(a) Start with the left-hand side (LHS):
\(\frac{\tan \theta + 7}{\tan^2 \theta - 3}\)
Use \(\tan \theta = \frac{\sin \theta}{\cos \theta}\) and \(\tan^2 \theta = \frac{\sin^2 \theta}{\cos^2 \theta}\):
\(\frac{\frac{\sin \theta}{\cos \theta} + 7}{\frac{\sin^2 \theta}{\cos^2 \theta} - 3} = \frac{\sin \theta + 7 \cos \theta}{\sin^2 \theta - 3 \cos^2 \theta}\)
Use \(\sin^2 \theta + \cos^2 \theta = 1\) to rewrite the denominator:
\(\sin^2 \theta - 3 \cos^2 \theta = (1 - \cos^2 \theta) - 3 \cos^2 \theta = 1 - 4 \cos^2 \theta\)
Thus, the LHS becomes:
\(\frac{\sin \theta \cos \theta + 7 \cos^2 \theta}{1 - 4 \cos^2 \theta}\)
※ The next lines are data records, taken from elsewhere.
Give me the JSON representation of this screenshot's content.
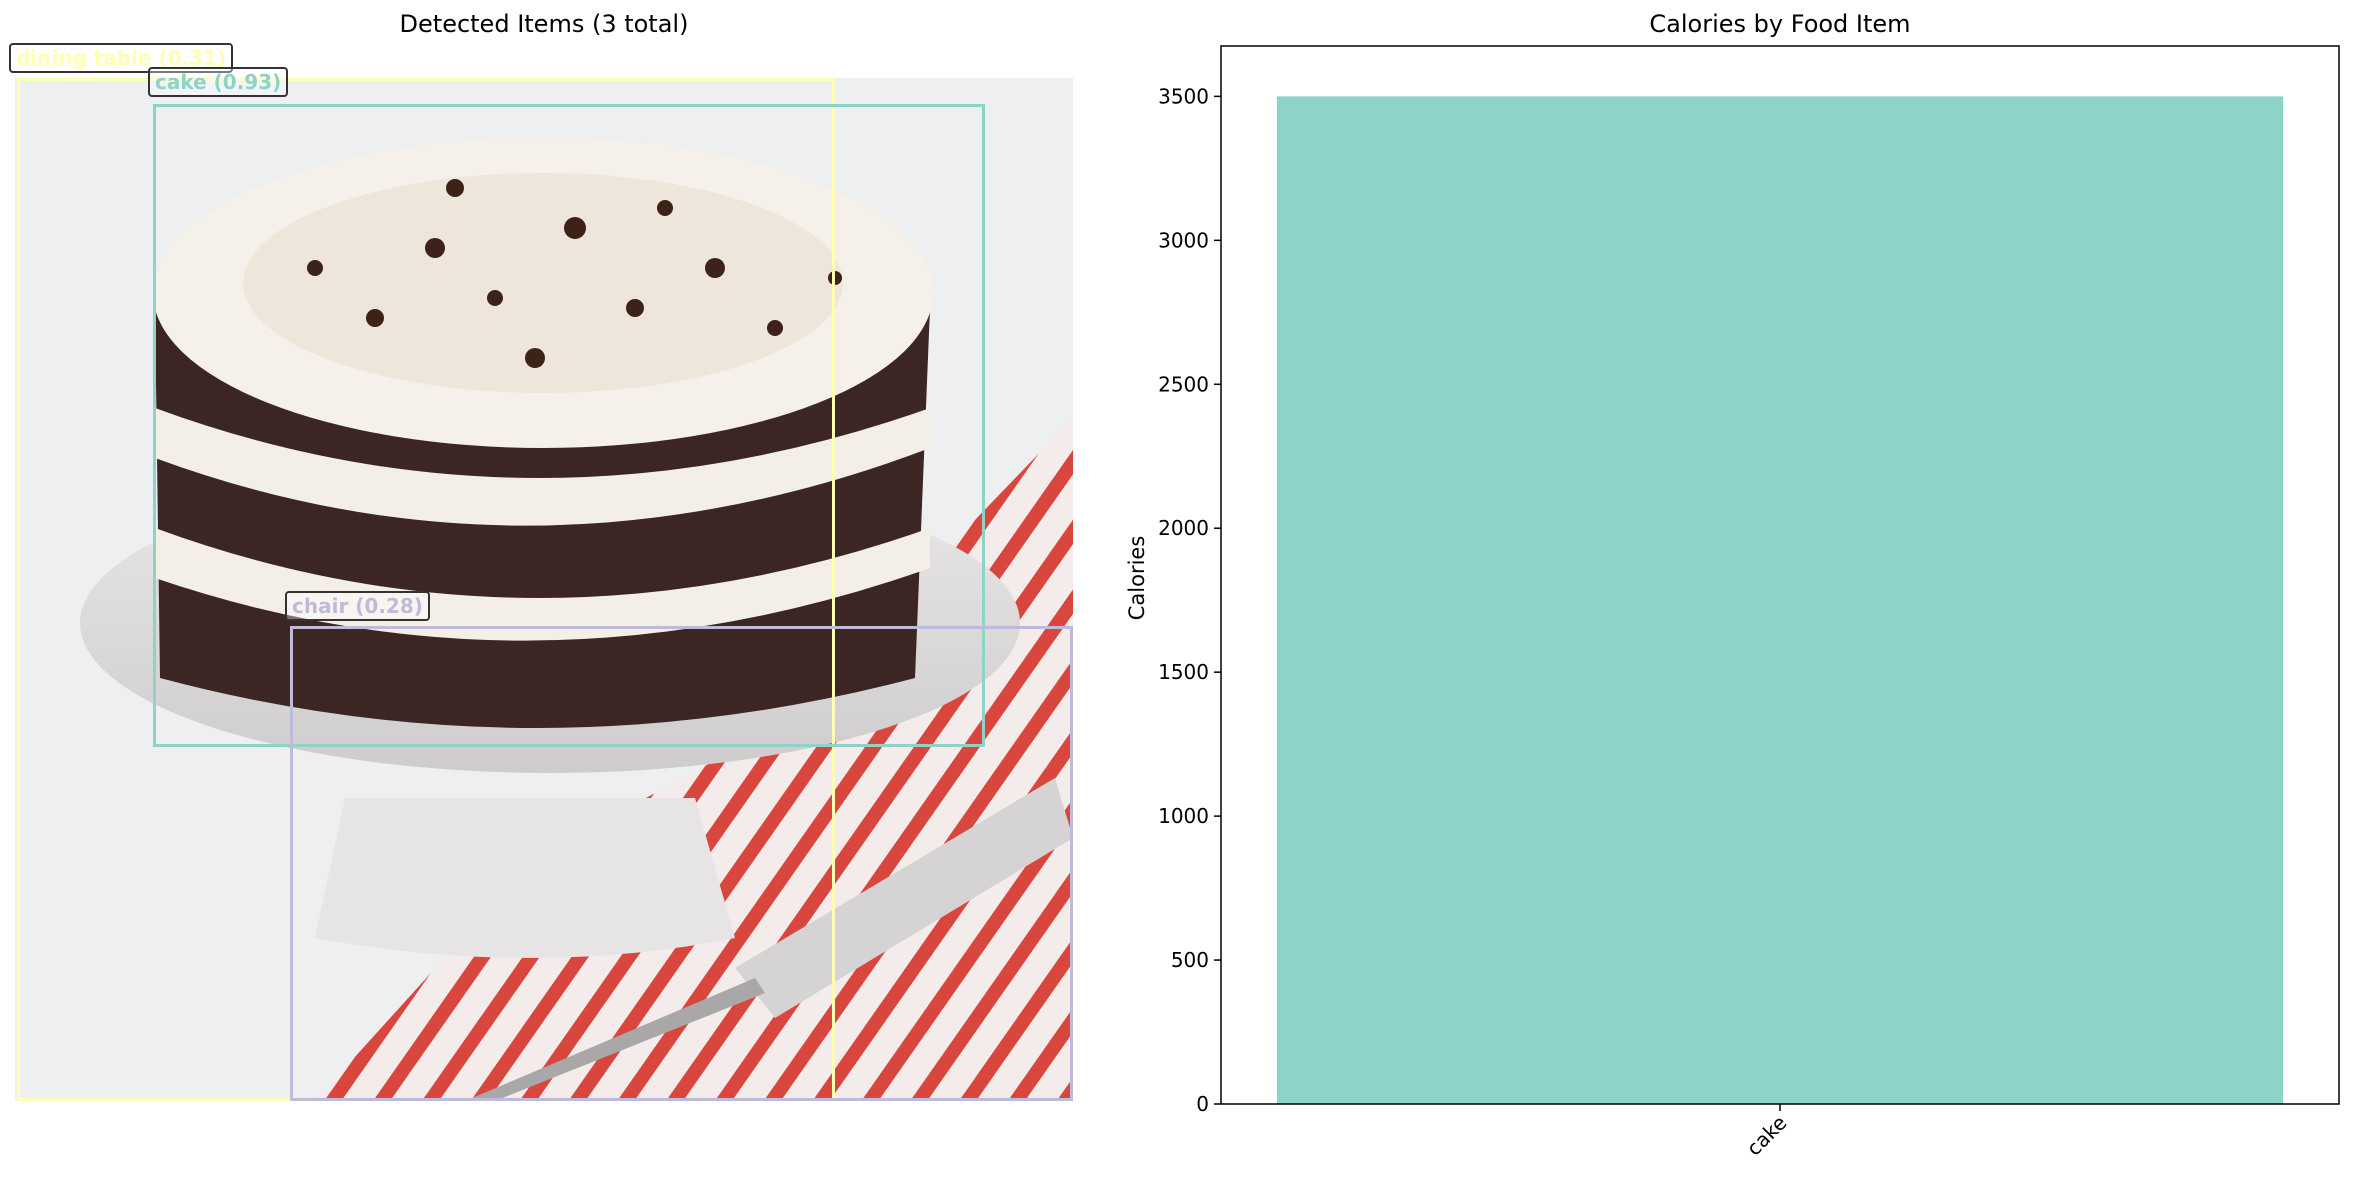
{
  "left_panel": {
    "title": "Detected Items (3 total)",
    "detections": [
      {
        "label": "dining table (0.31)",
        "color": "#ffffb3"
      },
      {
        "label": "cake (0.93)",
        "color": "#8dd3c7"
      },
      {
        "label": "chair (0.28)",
        "color": "#bebada"
      }
    ]
  },
  "chart_data": {
    "type": "bar",
    "title": "Calories by Food Item",
    "xlabel": "",
    "ylabel": "Calories",
    "categories": [
      "cake"
    ],
    "values": [
      3500
    ],
    "ylim": [
      0,
      3675
    ],
    "yticks": [
      0,
      500,
      1000,
      1500,
      2000,
      2500,
      3000,
      3500
    ],
    "bar_color": "#8dd3c7",
    "grid": false
  }
}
This matches the right-hand side (RHS), proving the identity.
(b) Using the identity from part (a), solve:
\(\frac{\tan \theta + 7}{\tan^2 \theta - 3} = \frac{5}{\tan \theta}\)
Cross-multiply to eliminate fractions:
\(\tan \theta (\tan \theta + 7) = 5 (\tan^2 \theta - 3)\)
\(\tan^2 \theta + 7 \tan \theta = 5 \tan^2 \theta - 15\)
Rearrange to form a quadratic equation:
\(4 \tan^2 \theta - 7 \tan \theta - 15 = 0\)
Factorize:
\((4 \tan \theta + 5)(\tan \theta - 3) = 0\)
Solutions for \(\tan \theta\):
\(\tan \theta = -1.25 \quad \text{and} \quad \tan \theta = 3\)
Find \(\theta\) in the range \(0^\circ \leq \theta \leq 180^\circ\):
\(\theta = 71.6^\circ\) and \(\theta = 128.7^\circ\).